Betreff: Nein zum Krieg

IG Metall, Verwaltungsstelle Berlin

13. Delegiertenversammlung am 22. März 2003

Vorlage-Nr.:

Antragsteller: Stadtteilgruppe Spandau

Die Delegiertenversammlung möge (als Antrag der Verwaltungsstelle an den 20. Gewerkschaftstag) beschließen:

„Krieg als Mittel der Politik zur Durchsetzung von Interessen ist grundsätzlich und vor allem angesichts der derzeitigen globalen machtpolitischen Schieflage abzulehnen. Über eine Abweichung von dieser Position der IG Metall hat im Einzelfall ausschließlich ein Gewerkschaftstag zu beschließen.“

Begründung:

Nach dem Ende des Kalten Krieges hat der Vater der jetzigen US-Präsidenten George W. Bush eine „neue Weltordnung“ ausgerufen, in der nun Kriege der Vergangenheit angehören sollten. Die Gesellschaften sollten endlich in den Genuss einer „Friedensdividende“ kommen, die der Lösung dringender sozialer und ökologischer Probleme zukommt. Doch statt neue Anstrengungen zur friedlichen Lösung von Konflikten zu unternehmen haben die Führer der „neuen Weltordnung“ vor allem das Kriegführen rehabilitiert. Die Abstände der seit 1991 erfolgten Militärinterventionen wurden immer kürzer und der permanente Ausnahmezustand mit allgegenwärtiger Kriegsdrohung soll nun offensichtlich zur neuen Normalität in den internationalen Beziehungen werden.

Die Bilanz der letzten Kriege zeigt, dass die angeblichen „militärischen Lösungen“ nicht die Verletzung von Menschenrechten beendeten, sondern nur neue Verletzungen hinzugefügt haben. Dafür stehen folgende Ergebnisse:

– Im Golfkrieg 1991 wurde absichtlich die überlebenswichtige Infrastruktur stark zerstört und lebensbedro- hende chemische und atomare Gifte freigesetzt. Im Zuge der Embargopolitik wurde das Verhungern von 400.000 Kindern in Kauf genommen;

– Im Kosovokrieg wurden ebenfalls zivile Einrichtungen bombardiert und durch die Zerstörung von Ar- beitsstätten das Lebensniveau der arbeitenden Menschen noch weiter ins Elend gedrückt.

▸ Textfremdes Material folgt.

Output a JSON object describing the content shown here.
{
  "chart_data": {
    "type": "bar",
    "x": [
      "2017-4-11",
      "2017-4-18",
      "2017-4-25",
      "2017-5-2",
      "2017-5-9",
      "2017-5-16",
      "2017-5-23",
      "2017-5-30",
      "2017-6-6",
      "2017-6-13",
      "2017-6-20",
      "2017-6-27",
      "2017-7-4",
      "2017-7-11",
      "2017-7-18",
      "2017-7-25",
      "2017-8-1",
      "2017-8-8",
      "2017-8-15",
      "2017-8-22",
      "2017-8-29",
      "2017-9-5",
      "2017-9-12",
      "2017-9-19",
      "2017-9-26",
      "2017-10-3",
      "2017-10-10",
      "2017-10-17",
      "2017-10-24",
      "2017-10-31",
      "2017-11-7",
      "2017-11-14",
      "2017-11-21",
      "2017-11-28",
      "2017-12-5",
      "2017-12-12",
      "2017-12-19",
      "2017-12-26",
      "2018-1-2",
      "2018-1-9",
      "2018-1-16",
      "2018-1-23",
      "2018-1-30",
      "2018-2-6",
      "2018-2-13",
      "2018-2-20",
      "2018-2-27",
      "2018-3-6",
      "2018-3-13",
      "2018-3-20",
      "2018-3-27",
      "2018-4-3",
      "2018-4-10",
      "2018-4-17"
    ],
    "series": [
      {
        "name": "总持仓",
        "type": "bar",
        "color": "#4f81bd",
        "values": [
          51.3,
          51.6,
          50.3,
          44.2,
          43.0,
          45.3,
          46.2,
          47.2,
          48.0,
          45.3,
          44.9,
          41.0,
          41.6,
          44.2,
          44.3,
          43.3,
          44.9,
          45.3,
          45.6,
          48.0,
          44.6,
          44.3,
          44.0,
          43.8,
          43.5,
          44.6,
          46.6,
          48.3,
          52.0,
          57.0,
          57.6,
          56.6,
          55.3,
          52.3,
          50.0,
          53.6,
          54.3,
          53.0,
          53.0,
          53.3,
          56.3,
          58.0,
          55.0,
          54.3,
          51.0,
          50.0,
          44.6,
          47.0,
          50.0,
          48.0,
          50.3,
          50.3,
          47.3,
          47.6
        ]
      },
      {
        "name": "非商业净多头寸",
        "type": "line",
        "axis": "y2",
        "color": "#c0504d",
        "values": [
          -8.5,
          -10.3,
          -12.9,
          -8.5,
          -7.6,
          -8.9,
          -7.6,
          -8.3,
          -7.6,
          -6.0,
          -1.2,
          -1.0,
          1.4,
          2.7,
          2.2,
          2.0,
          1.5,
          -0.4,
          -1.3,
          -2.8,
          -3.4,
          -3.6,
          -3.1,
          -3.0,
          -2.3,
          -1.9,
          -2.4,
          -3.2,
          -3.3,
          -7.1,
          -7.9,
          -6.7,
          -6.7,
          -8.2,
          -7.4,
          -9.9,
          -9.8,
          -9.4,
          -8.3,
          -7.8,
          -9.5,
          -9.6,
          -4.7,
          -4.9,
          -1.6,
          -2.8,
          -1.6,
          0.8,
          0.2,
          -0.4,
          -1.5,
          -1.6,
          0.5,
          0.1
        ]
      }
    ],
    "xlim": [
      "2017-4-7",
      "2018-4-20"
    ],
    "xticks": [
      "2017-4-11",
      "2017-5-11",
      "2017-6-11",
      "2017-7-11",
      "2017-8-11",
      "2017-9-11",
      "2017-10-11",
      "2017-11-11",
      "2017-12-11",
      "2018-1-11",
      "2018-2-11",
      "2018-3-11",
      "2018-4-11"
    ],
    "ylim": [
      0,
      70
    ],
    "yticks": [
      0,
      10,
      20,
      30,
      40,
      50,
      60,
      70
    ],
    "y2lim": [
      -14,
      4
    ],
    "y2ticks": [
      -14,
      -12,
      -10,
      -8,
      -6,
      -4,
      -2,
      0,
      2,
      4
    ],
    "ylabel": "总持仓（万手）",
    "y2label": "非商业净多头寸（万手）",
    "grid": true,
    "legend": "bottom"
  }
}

Statt Brü- cken der Verständigung zu bauen wurde der Hass nur zementiert.

– Statt in Afghanistan Milliarden für den Aufbau wirtschaftlicher Strukturen bereit zustellen, die dieser nach 20 Jahren Krieg gezeichneten Gesellschaft eine Zukunft ermöglichen, hat der Bombenkrieg die Zahl der Terroropfer in New York durch eine noch größere Zahl von zivilen Kriegstoten weiter erhöht.

Wir, die Delegierten des 20. Ordentlichen Gewerkschaftstages, sind nicht bereit diese Politik zu akzeptieren und zu unterstützen.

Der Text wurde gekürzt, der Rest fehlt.